Either way, Pryor, who had been No. 6 the last two years, is still associating himself with some rather dubious and unflattering company by embracing the loneliest number since the number one.
Three other players have officially worn No. 2 for the Silver and Black: punter Leo Araguz and two quarterbacks Raiders fans are trying so desperately hard to forget: Aaron Brooks and, you guessed it, JaMarcus Russell. You know you’re dealing with a depressing collection of players when Leo Araguz is the one of the bunch who least makes you want to punch a hole in the wall.
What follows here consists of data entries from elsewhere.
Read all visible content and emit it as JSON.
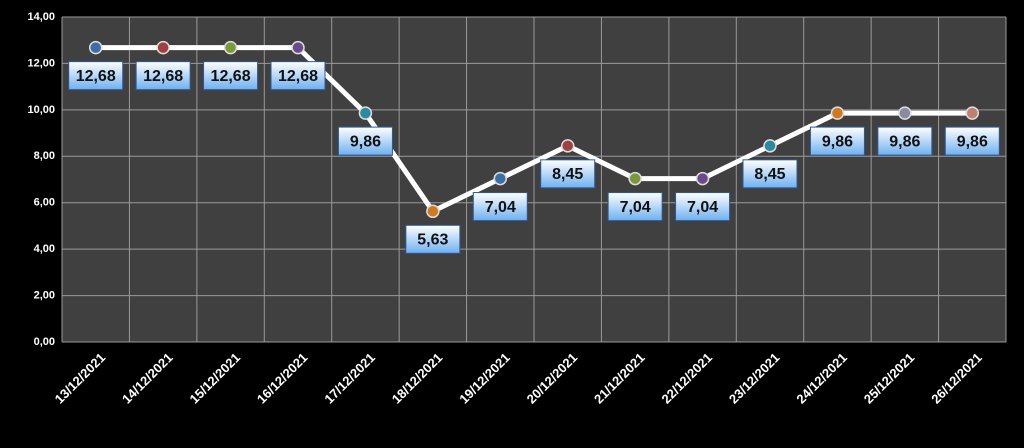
{
  "chart_data": {
    "type": "line",
    "categories": [
      "13/12/2021",
      "14/12/2021",
      "15/12/2021",
      "16/12/2021",
      "17/12/2021",
      "18/12/2021",
      "19/12/2021",
      "20/12/2021",
      "21/12/2021",
      "22/12/2021",
      "23/12/2021",
      "24/12/2021",
      "25/12/2021",
      "26/12/2021"
    ],
    "values": [
      12.68,
      12.68,
      12.68,
      12.68,
      9.86,
      5.63,
      7.04,
      8.45,
      7.04,
      7.04,
      8.45,
      9.86,
      9.86,
      9.86
    ],
    "value_labels": [
      "12,68",
      "12,68",
      "12,68",
      "12,68",
      "9,86",
      "5,63",
      "7,04",
      "8,45",
      "7,04",
      "7,04",
      "8,45",
      "9,86",
      "9,86",
      "9,86"
    ],
    "color": "#ffffff",
    "marker_colors": [
      "#3a6ea5",
      "#a04040",
      "#7a9a3a",
      "#6a4a8a",
      "#2a8aa0",
      "#d07a20",
      "#3a6ea5",
      "#a04040",
      "#7a9a3a",
      "#6a4a8a",
      "#2a8aa0",
      "#d07a20",
      "#8a8aa0",
      "#c08070"
    ],
    "ylim": [
      0,
      14
    ],
    "yticks": [
      {
        "value": 0,
        "label": "0,00"
      },
      {
        "value": 2,
        "label": "2,00"
      },
      {
        "value": 4,
        "label": "4,00"
      },
      {
        "value": 6,
        "label": "6,00"
      },
      {
        "value": 8,
        "label": "8,00"
      },
      {
        "value": 10,
        "label": "10,00"
      },
      {
        "value": 12,
        "label": "12,00"
      },
      {
        "value": 14,
        "label": "14,00"
      }
    ],
    "grid": true
  }
}
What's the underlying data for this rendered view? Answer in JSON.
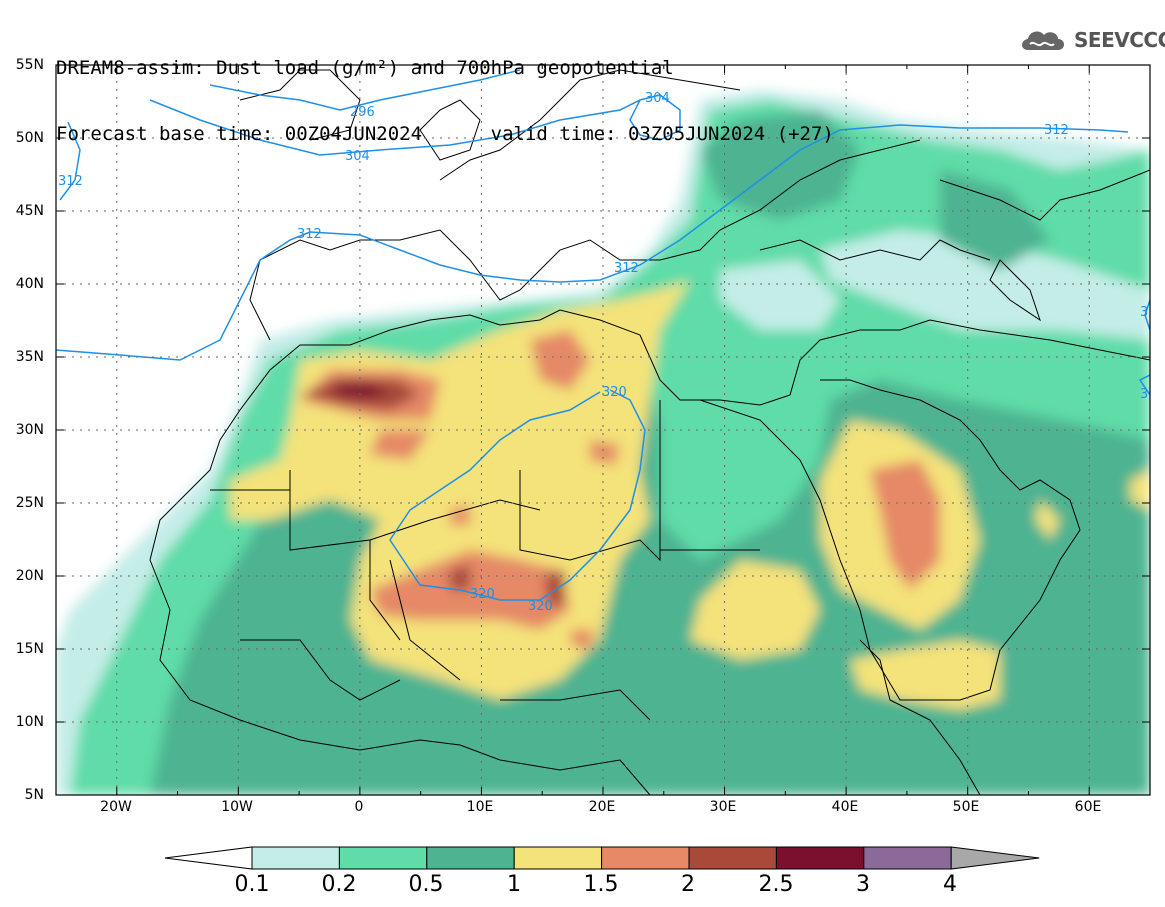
{
  "header": {
    "line1": "DREAM8-assim: Dust load (g/m²) and 700hPa geopotential",
    "line2": "Forecast base time: 00Z04JUN2024      valid time: 03Z05JUN2024 (+27)"
  },
  "logo": {
    "text": "SEEVCCC",
    "icon": "cloud-icon"
  },
  "axes": {
    "lat_labels": [
      "55N",
      "50N",
      "45N",
      "40N",
      "35N",
      "30N",
      "25N",
      "20N",
      "15N",
      "10N",
      "5N"
    ],
    "lon_labels": [
      "20W",
      "10W",
      "0",
      "10E",
      "20E",
      "30E",
      "40E",
      "50E",
      "60E"
    ],
    "lon_range": [
      -25,
      65
    ],
    "lat_range": [
      5,
      55
    ]
  },
  "contours": {
    "labels": [
      "296",
      "304",
      "304",
      "312",
      "312",
      "312",
      "312",
      "320",
      "320",
      "320",
      "3",
      "3"
    ]
  },
  "colorbar": {
    "labels": [
      "0.1",
      "0.2",
      "0.5",
      "1",
      "1.5",
      "2",
      "2.5",
      "3",
      "4"
    ],
    "colors": [
      "#ffffff",
      "#c4ede8",
      "#5fdca8",
      "#4db391",
      "#f4e27a",
      "#e58966",
      "#a8493a",
      "#7a0f2e",
      "#8b6a9a",
      "#a8a8a8"
    ]
  }
}
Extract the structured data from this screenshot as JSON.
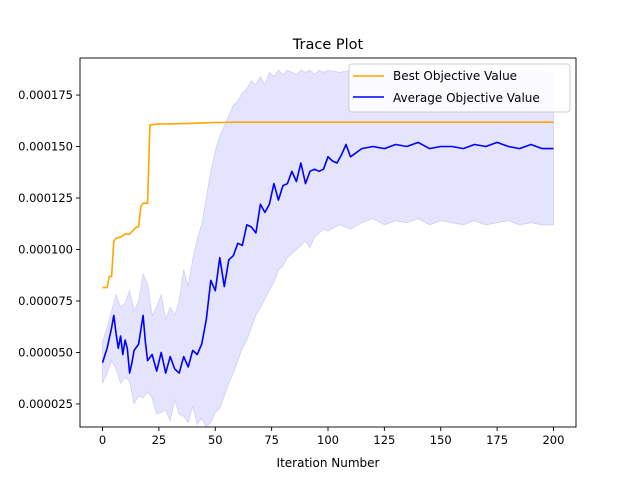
{
  "chart_data": {
    "type": "line",
    "title": "Trace Plot",
    "xlabel": "Iteration Number",
    "ylabel": "",
    "xlim": [
      -10,
      210
    ],
    "ylim": [
      1.38e-05,
      0.000193
    ],
    "xticks": [
      0,
      25,
      50,
      75,
      100,
      125,
      150,
      175,
      200
    ],
    "yticks": [
      2.5e-05,
      5e-05,
      7.5e-05,
      0.0001,
      0.000125,
      0.00015,
      0.000175
    ],
    "ytick_labels": [
      "0.000025",
      "0.000050",
      "0.000075",
      "0.000100",
      "0.000125",
      "0.000150",
      "0.000175"
    ],
    "grid": false,
    "legend_position": "top-right",
    "colors": {
      "best": "#ffa500",
      "average": "#0000ff",
      "band": "#e4e4ff",
      "band_edge": "#cfcff7"
    },
    "series": [
      {
        "name": "Best Objective Value",
        "x": [
          0,
          2,
          3,
          4,
          5,
          6,
          8,
          10,
          12,
          15,
          16,
          17,
          18,
          19,
          20,
          21,
          25,
          30,
          40,
          50,
          60,
          100,
          150,
          200
        ],
        "values": [
          8.15e-05,
          8.15e-05,
          8.7e-05,
          8.7e-05,
          0.000104,
          0.0001055,
          0.000106,
          0.0001075,
          0.0001075,
          0.000111,
          0.000111,
          0.000121,
          0.0001225,
          0.0001225,
          0.0001225,
          0.0001605,
          0.000161,
          0.000161,
          0.0001613,
          0.0001617,
          0.0001618,
          0.0001618,
          0.0001618,
          0.0001618
        ]
      },
      {
        "name": "Average Objective Value",
        "x": [
          0,
          2,
          4,
          5,
          6,
          7,
          8,
          9,
          10,
          11,
          12,
          13,
          14,
          16,
          18,
          19,
          20,
          22,
          24,
          26,
          28,
          30,
          32,
          34,
          36,
          38,
          40,
          42,
          44,
          46,
          48,
          50,
          52,
          54,
          56,
          58,
          60,
          62,
          64,
          66,
          68,
          70,
          72,
          74,
          76,
          78,
          80,
          82,
          84,
          86,
          88,
          90,
          92,
          94,
          96,
          98,
          100,
          102,
          104,
          106,
          108,
          110,
          115,
          120,
          125,
          130,
          135,
          140,
          145,
          150,
          155,
          160,
          165,
          170,
          175,
          180,
          185,
          190,
          195,
          200
        ],
        "values": [
          4.5e-05,
          5.2e-05,
          6.2e-05,
          6.8e-05,
          5.9e-05,
          5.2e-05,
          5.8e-05,
          4.9e-05,
          5.6e-05,
          5.2e-05,
          4e-05,
          4.5e-05,
          5.1e-05,
          5.4e-05,
          6.8e-05,
          5.5e-05,
          4.6e-05,
          4.9e-05,
          4.1e-05,
          5e-05,
          4e-05,
          4.8e-05,
          4.2e-05,
          4e-05,
          4.8e-05,
          4.3e-05,
          5.1e-05,
          4.9e-05,
          5.4e-05,
          6.6e-05,
          8.5e-05,
          8e-05,
          9.6e-05,
          8.2e-05,
          9.5e-05,
          9.7e-05,
          0.000103,
          0.000102,
          0.000112,
          0.000111,
          0.000108,
          0.000122,
          0.000118,
          0.000122,
          0.000132,
          0.000124,
          0.000131,
          0.000132,
          0.000138,
          0.000133,
          0.000142,
          0.000132,
          0.000138,
          0.000139,
          0.000138,
          0.000139,
          0.000145,
          0.000143,
          0.000142,
          0.000146,
          0.000151,
          0.000145,
          0.000149,
          0.00015,
          0.000149,
          0.000151,
          0.00015,
          0.000152,
          0.000149,
          0.00015,
          0.00015,
          0.000149,
          0.000151,
          0.00015,
          0.000152,
          0.00015,
          0.000149,
          0.000151,
          0.000149,
          0.000149
        ]
      }
    ],
    "band": {
      "x": [
        0,
        2,
        4,
        6,
        8,
        10,
        12,
        14,
        16,
        18,
        20,
        22,
        24,
        26,
        28,
        30,
        32,
        34,
        36,
        38,
        40,
        42,
        44,
        46,
        48,
        50,
        52,
        54,
        56,
        58,
        60,
        62,
        64,
        66,
        68,
        70,
        72,
        74,
        76,
        78,
        80,
        82,
        84,
        86,
        88,
        90,
        92,
        94,
        96,
        98,
        100,
        105,
        110,
        115,
        120,
        125,
        130,
        135,
        140,
        145,
        150,
        155,
        160,
        165,
        170,
        175,
        180,
        185,
        190,
        195,
        200
      ],
      "lower": [
        3.5e-05,
        4e-05,
        4.6e-05,
        4.2e-05,
        3.5e-05,
        3.8e-05,
        3.6e-05,
        2.5e-05,
        2.9e-05,
        2.8e-05,
        3.1e-05,
        2.8e-05,
        2e-05,
        2.1e-05,
        2.2e-05,
        1.7e-05,
        2.7e-05,
        2e-05,
        1.9e-05,
        1.6e-05,
        2.4e-05,
        1.5e-05,
        1.8e-05,
        1.4e-05,
        1.6e-05,
        2.1e-05,
        2.3e-05,
        2.9e-05,
        3.5e-05,
        4e-05,
        4.6e-05,
        5.2e-05,
        5.6e-05,
        6.2e-05,
        6.8e-05,
        7.2e-05,
        7.6e-05,
        8e-05,
        8.4e-05,
        9e-05,
        9.2e-05,
        9.6e-05,
        9.8e-05,
        0.0001,
        0.000102,
        0.000104,
        0.000101,
        0.000106,
        0.000108,
        0.00011,
        0.000109,
        0.000112,
        0.00011,
        0.000113,
        0.000115,
        0.000112,
        0.000114,
        0.000113,
        0.000115,
        0.000112,
        0.000114,
        0.000113,
        0.000112,
        0.000114,
        0.000112,
        0.000113,
        0.000114,
        0.000112,
        0.000113,
        0.000112,
        0.000112
      ],
      "upper": [
        5.5e-05,
        6.2e-05,
        7e-05,
        7.8e-05,
        7.2e-05,
        7.4e-05,
        8e-05,
        7e-05,
        7.5e-05,
        8.8e-05,
        8.3e-05,
        6.8e-05,
        7.2e-05,
        7.8e-05,
        6.6e-05,
        7.2e-05,
        6.8e-05,
        7.5e-05,
        9e-05,
        8.2e-05,
        9.5e-05,
        0.000105,
        0.000112,
        0.000125,
        0.000138,
        0.000148,
        0.000155,
        0.00016,
        0.000165,
        0.00017,
        0.000172,
        0.000176,
        0.000178,
        0.000182,
        0.00018,
        0.000184,
        0.00018,
        0.000186,
        0.000184,
        0.000187,
        0.000185,
        0.000187,
        0.000186,
        0.000185,
        0.000187,
        0.000186,
        0.000187,
        0.000185,
        0.000187,
        0.000186,
        0.000187,
        0.000186,
        0.000187,
        0.000186,
        0.000187,
        0.000186,
        0.000187,
        0.000186,
        0.000187,
        0.000186,
        0.000187,
        0.000186,
        0.000187,
        0.000186,
        0.000187,
        0.000186,
        0.000187,
        0.000186,
        0.000187,
        0.000186,
        0.000186
      ]
    }
  }
}
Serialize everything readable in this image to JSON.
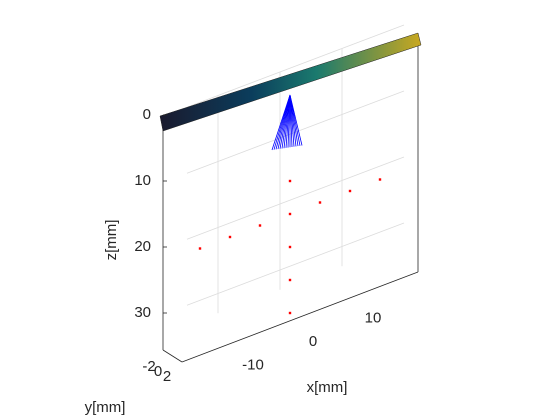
{
  "chart_data": {
    "type": "scatter3d",
    "xlabel": "x[mm]",
    "ylabel": "y[mm]",
    "zlabel": "z[mm]",
    "xlim": [
      -20,
      20
    ],
    "ylim": [
      -2,
      2
    ],
    "zlim": [
      0,
      33
    ],
    "xticks": [
      -10,
      0,
      10
    ],
    "yticks": [
      -2,
      0,
      2
    ],
    "zticks": [
      0,
      10,
      20,
      30
    ],
    "grid": true,
    "zreversed": true,
    "series": [
      {
        "color": "#ff0000",
        "x": [
          -15,
          -10,
          -5,
          0,
          5,
          10,
          15,
          0,
          0,
          0,
          0
        ],
        "y": [
          0,
          0,
          0,
          0,
          0,
          0,
          0,
          0,
          0,
          0,
          0
        ],
        "z": [
          15,
          15,
          15,
          15,
          15,
          15,
          15,
          10,
          20,
          25,
          30
        ]
      }
    ]
  }
}
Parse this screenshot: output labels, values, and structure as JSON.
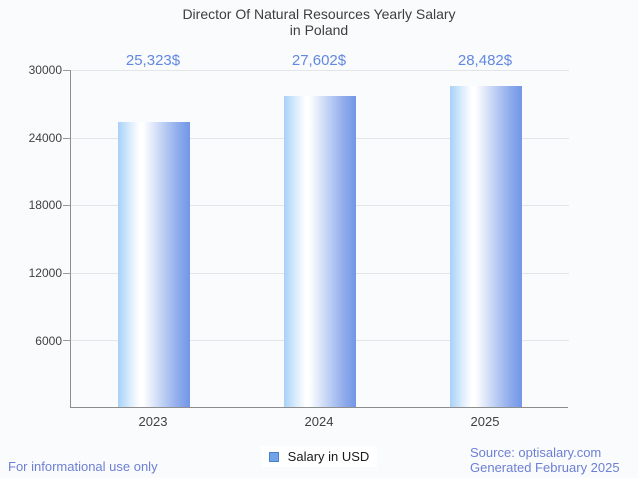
{
  "title": {
    "line1": "Director Of Natural Resources Yearly Salary",
    "line2": "in Poland"
  },
  "chart_data": {
    "type": "bar",
    "title": "Director Of Natural Resources Yearly Salary in Poland",
    "categories": [
      "2023",
      "2024",
      "2025"
    ],
    "values": [
      25323,
      27602,
      28482
    ],
    "value_labels": [
      "25,323$",
      "27,602$",
      "28,482$"
    ],
    "series": [
      {
        "name": "Salary in USD",
        "values": [
          25323,
          27602,
          28482
        ]
      }
    ],
    "xlabel": "",
    "ylabel": "",
    "ylim": [
      0,
      30000
    ],
    "yticks": [
      "30000",
      "24000",
      "18000",
      "12000",
      "6000"
    ],
    "grid": true,
    "legend_position": "bottom",
    "bar_gradient": [
      "#a7d1f9",
      "#ffffff",
      "#7296e8"
    ]
  },
  "legend": {
    "label": "Salary in USD"
  },
  "footer": {
    "left": "For informational use only",
    "source": "Source: optisalary.com",
    "generated": "Generated February 2025"
  },
  "colors": {
    "background": "#fafbfd",
    "title_text": "#3e3e3e",
    "value_label": "#6288e0",
    "axis": "#8d8d8d",
    "gridline": "#e3e5e8",
    "tick_label": "#414141",
    "legend_swatch_fill": "#6fa3ea",
    "legend_swatch_border": "#4a80c4",
    "footer_text": "#6d80d4"
  }
}
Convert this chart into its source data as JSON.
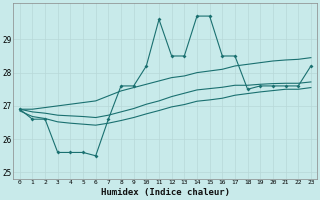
{
  "title": "",
  "xlabel": "Humidex (Indice chaleur)",
  "background_color": "#c8eaea",
  "grid_color": "#b8d8d8",
  "line_color": "#1a7070",
  "xlim": [
    -0.5,
    23.5
  ],
  "ylim": [
    24.8,
    30.1
  ],
  "xticks": [
    0,
    1,
    2,
    3,
    4,
    5,
    6,
    7,
    8,
    9,
    10,
    11,
    12,
    13,
    14,
    15,
    16,
    17,
    18,
    19,
    20,
    21,
    22,
    23
  ],
  "yticks": [
    25,
    26,
    27,
    28,
    29
  ],
  "x": [
    0,
    1,
    2,
    3,
    4,
    5,
    6,
    7,
    8,
    9,
    10,
    11,
    12,
    13,
    14,
    15,
    16,
    17,
    18,
    19,
    20,
    21,
    22,
    23
  ],
  "line_data": [
    26.9,
    26.6,
    26.6,
    25.6,
    25.6,
    25.6,
    25.5,
    26.6,
    27.6,
    27.6,
    28.2,
    29.6,
    28.5,
    28.5,
    29.7,
    29.7,
    28.5,
    28.5,
    27.5,
    27.6,
    27.6,
    27.6,
    27.6,
    28.2
  ],
  "line_upper": [
    26.9,
    26.9,
    26.95,
    27.0,
    27.05,
    27.1,
    27.15,
    27.3,
    27.45,
    27.55,
    27.65,
    27.75,
    27.85,
    27.9,
    28.0,
    28.05,
    28.1,
    28.2,
    28.25,
    28.3,
    28.35,
    28.38,
    28.4,
    28.45
  ],
  "line_mid": [
    26.9,
    26.82,
    26.78,
    26.72,
    26.7,
    26.68,
    26.65,
    26.72,
    26.82,
    26.92,
    27.05,
    27.15,
    27.28,
    27.38,
    27.48,
    27.52,
    27.56,
    27.62,
    27.62,
    27.65,
    27.67,
    27.68,
    27.68,
    27.72
  ],
  "line_lower": [
    26.85,
    26.68,
    26.62,
    26.52,
    26.48,
    26.45,
    26.42,
    26.48,
    26.56,
    26.65,
    26.76,
    26.86,
    26.97,
    27.04,
    27.14,
    27.18,
    27.23,
    27.32,
    27.37,
    27.42,
    27.46,
    27.5,
    27.5,
    27.55
  ]
}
Just for reference, here are the stats for Brooks and Russell from when they were in Oakland. Raiders fans should avert their eyes:
8 starts, 1,105 passing yards, 3 TD, 8 INT, 57.3 percent passing, 61.7 rating, 0-8 team record
25 starts, 4,082 passing yards, 18 TD, 23 INT, 52.1 percent passing, 65.2 rating, 7-18 team record
This is the company Pryor now joins. He actually almost became part of it sooner but was deflected by then-Raiders coach Hue Jackson. No. 2 was the jersey Pryor wore and frequently autographed (allegedly!) during his three years at Ohio State. When he first joined the Raiders in 2011, Jackson asked what jersey number the quarterback wanted. Pryor responded with No. 2. Jackson, realizing the bad joo joo surrounding that number, more or less replied, “No. 6 it is!” And he’s donned that digit ever since. Here’s what Pryor said at the time:
“Coach won’t let me wear No. 2. Why? I don’t know,” Pryor said. “You tell me. I’m just going off what coach tells me.”
With Jackson long gone and the deuce currently available (Charles Woodson and Marquette King have split time wearing the number in various camps the last two seasons), Pryor, fate be damned, isn’t going to let anybody stop him from claiming it now.
But it will probably be a while before Pryor can prove or disprove whether No. 2 is the tiki idol of jersey numbers for Raiders quarterbacks. He’s still considered a project and likely won’t be named the starter. And, unless Matt Flynn royally poops the bed, Pryor won’t be called on to do much other than be a wrinkle in the offense for a couple plays a game this season. It’ll maybe buy him time to have a change in heart.